Maar wat betekent dit ‘biologisch paradigma’ voor het debat over emancipatie? Welke kennis zou het onderzoek naar de verschillen tussen mannen- en vrouwenbreinen kunnen opleveren die ons helpt om de ongelijkheid tussen mannen en vrouwen te verkleinen? Het leidt zonder twijfel tot een grotere staalkaart aan kennis over biologische verschillen, maar het vertelt ons niet wat die verschillen betekenen, laat staan hoe we ermee om moeten gaan. De wending naar de biologie maakt dat het beschrijven van de werkelijkheid meestal het begin- én eindpunt van een debat is. Maar de verwijzing naar de status-quo als eindbestemming is inherent conservatief. Door evidente maatschappelijke verschillen als een vaststaand feit naar voren te brengen depolitiseert de hele discussie. De werkelijk interessante (filosofische) vraag is niet of we al of niet ons brein zijn (of tweebenig, of vrouw). Het gaat over de vraag wat het betekent dat wij ons brein (of tweebenig, of vrouw) zijn. En hoe we daarmee omgaan. En dan zwijgt de biologie.

Stel dat het echt zo zou zijn dat alle jongens van wielen houden, en alle meisjes van poppen – wat ik, nogmaals, ten zeerste betwijfel –, betekent dat dan ook dat je dat in je reclamefolder precies zo afbeeldt?

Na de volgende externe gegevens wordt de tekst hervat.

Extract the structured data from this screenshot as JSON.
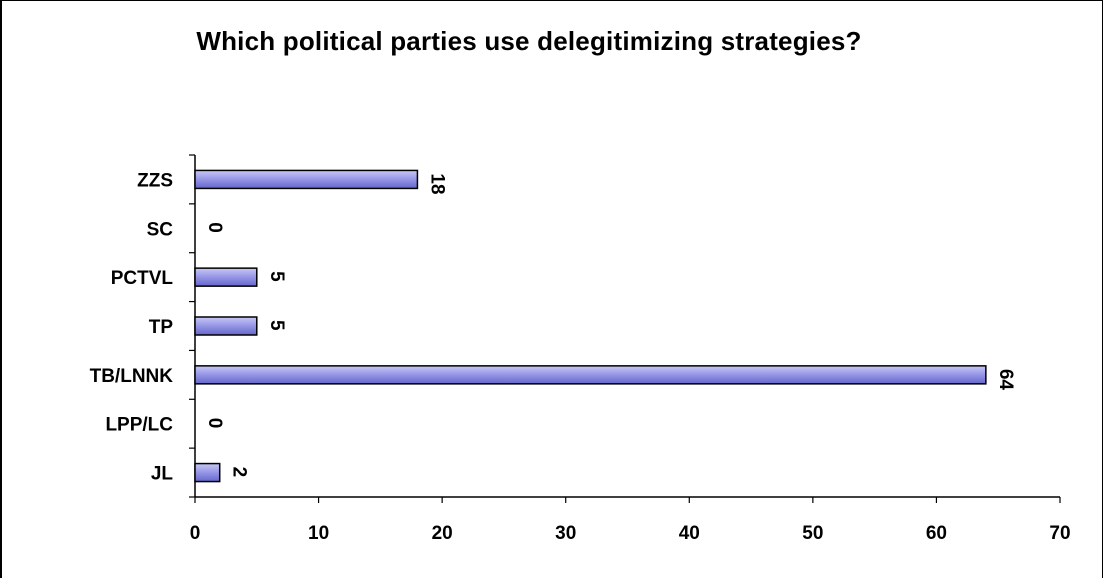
{
  "chart_data": {
    "type": "bar",
    "orientation": "horizontal",
    "title": "Which political parties use delegitimizing strategies?",
    "categories": [
      "ZZS",
      "SC",
      "PCTVL",
      "TP",
      "TB/LNNK",
      "LPP/LC",
      "JL"
    ],
    "values": [
      18,
      0,
      5,
      5,
      64,
      0,
      2
    ],
    "xlim": [
      0,
      70
    ],
    "x_ticks": [
      0,
      10,
      20,
      30,
      40,
      50,
      60,
      70
    ],
    "xlabel": "",
    "ylabel": "",
    "grid": false,
    "legend": "none",
    "data_labels": "rotated 90 degrees clockwise, right of bar",
    "colors": {
      "bar_fill_light": "#c8c8f5",
      "bar_fill_mid": "#9a9ae8",
      "bar_fill_dark": "#6666cc",
      "bar_stroke": "#000000",
      "axis": "#000000"
    }
  }
}
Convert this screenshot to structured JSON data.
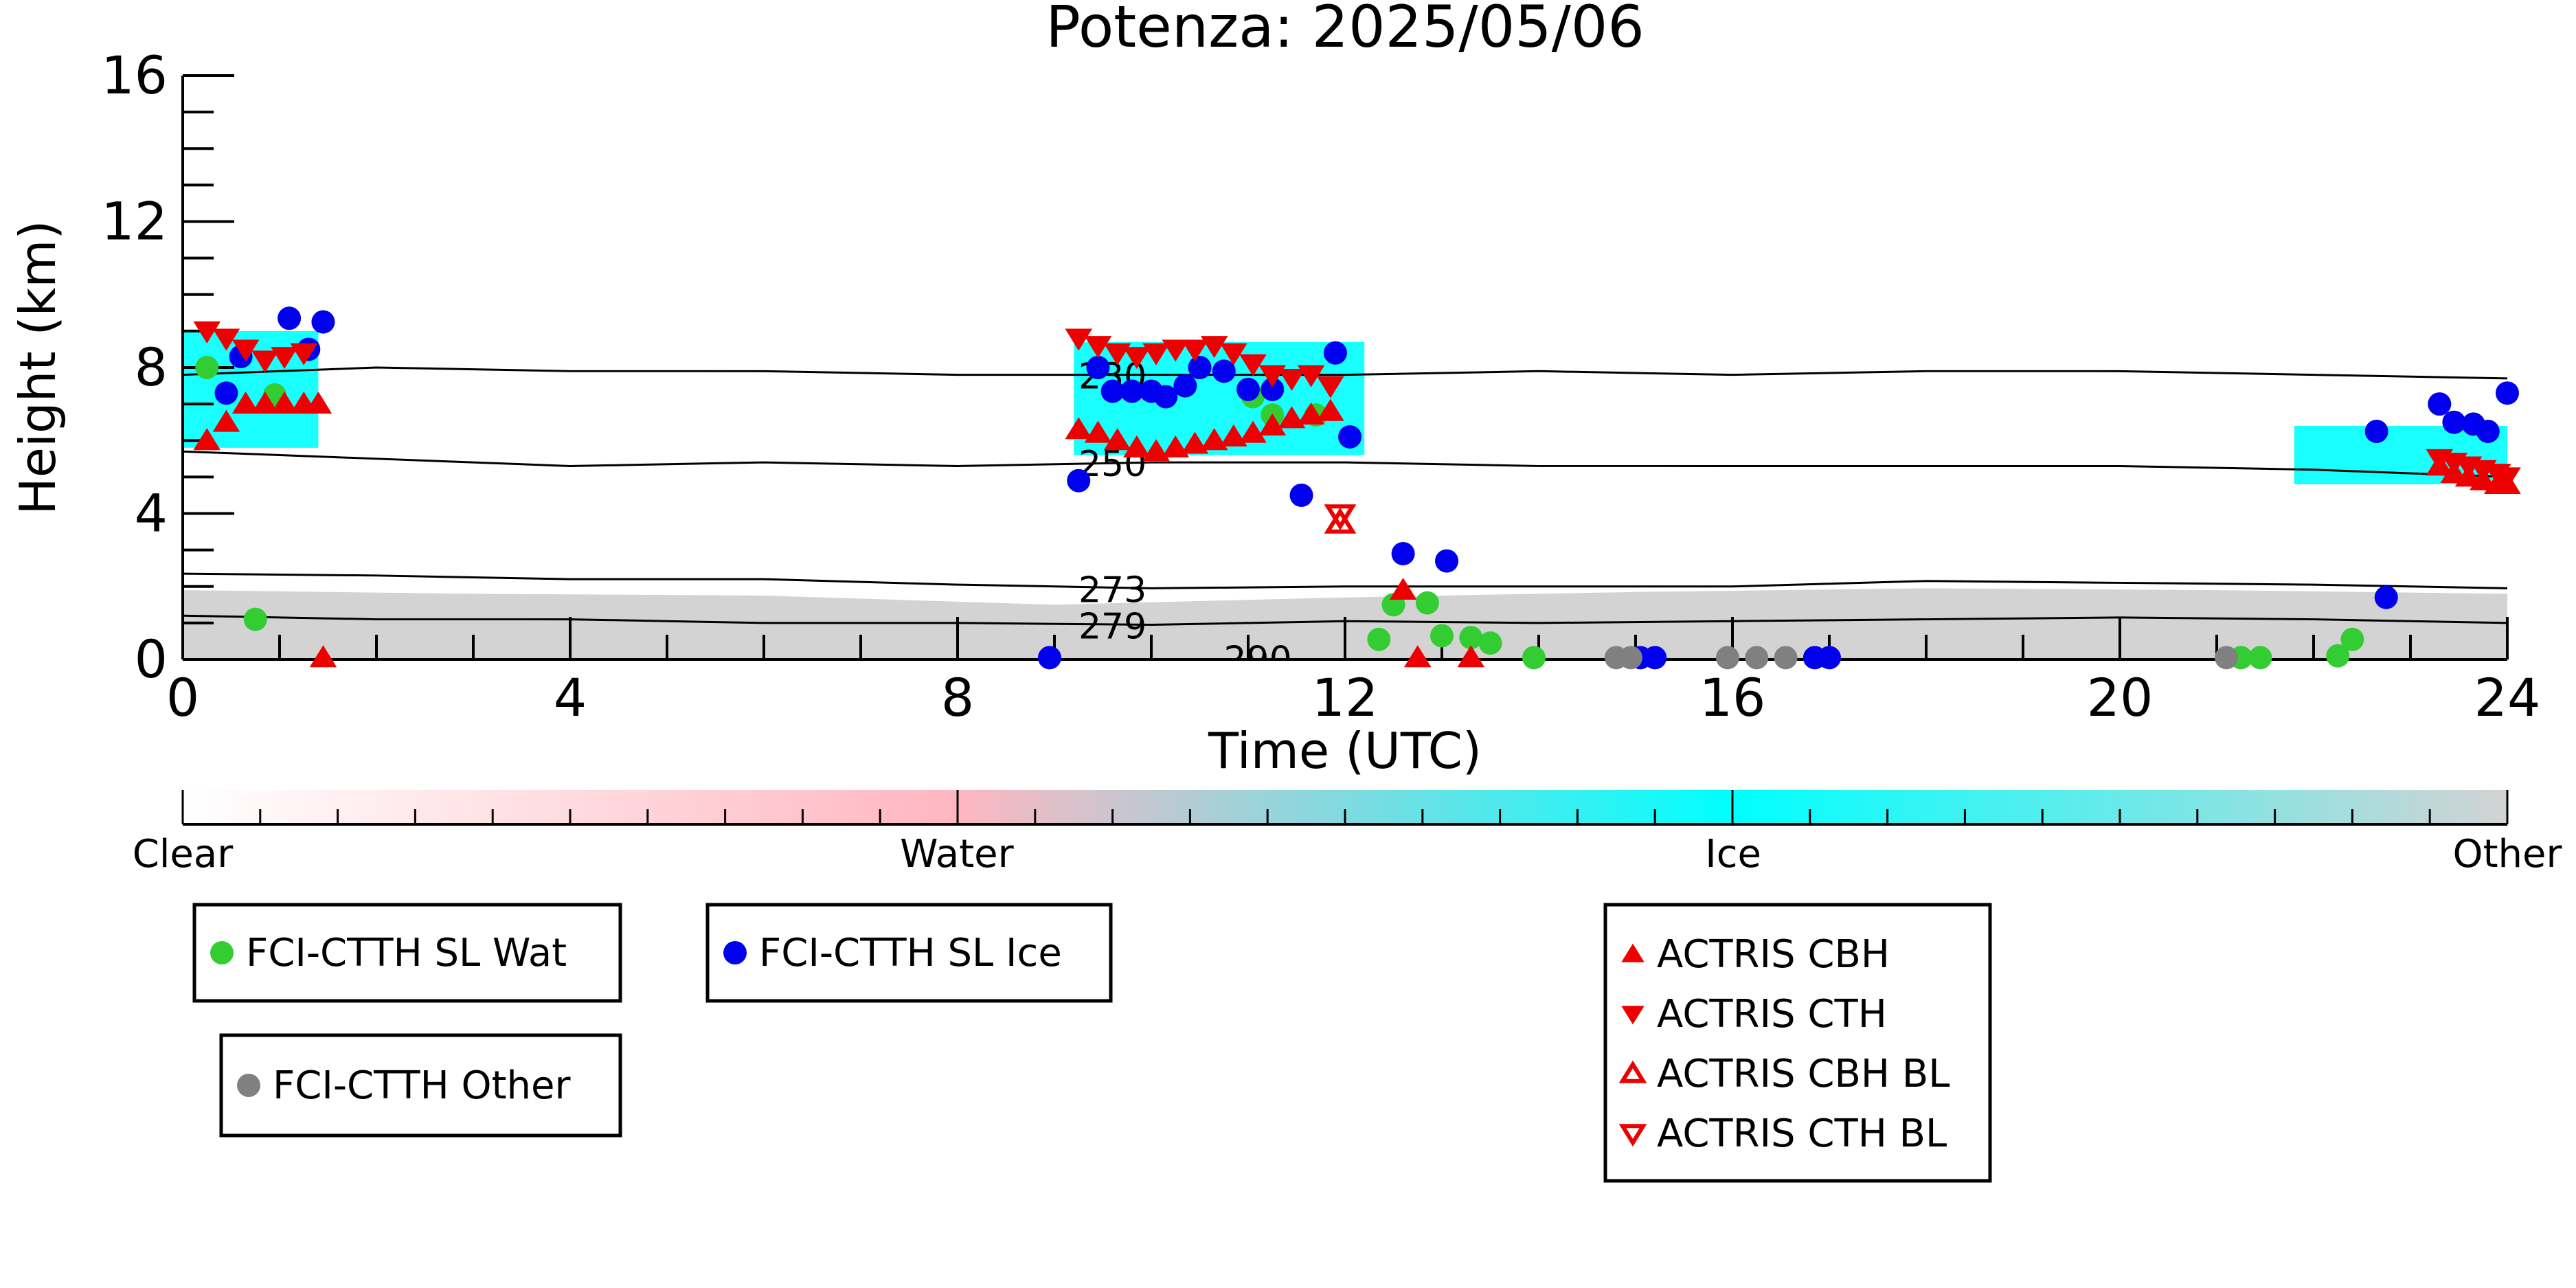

Of is dat een keuze (de Zweedse variant van diezelfde folder was uiteraard gezellig gendergemixt)? Het zijn vragen die amper een kans krijgen, omdat we eerst en vooral teruggrijpen op de biologische determinanten: jongens doen zus en meisjes doen zo. Die feiten zijn interessant, maar het gaat erom welke waarde wij daaraan toekennen. De Bart Smit-folder is een prettig afgebakend klein kader, maar een serieus debat over emancipatie kan nooit stil blijven staan bij de vaststelling hoe de wereld is – daarvan zijn voldoende historisch bewijzen –, maar zal vooral vanuit alle kennis over biologische, culturele en sociologische verschillen moeten praten over de vraag hoe de wereld zou moeten zijn.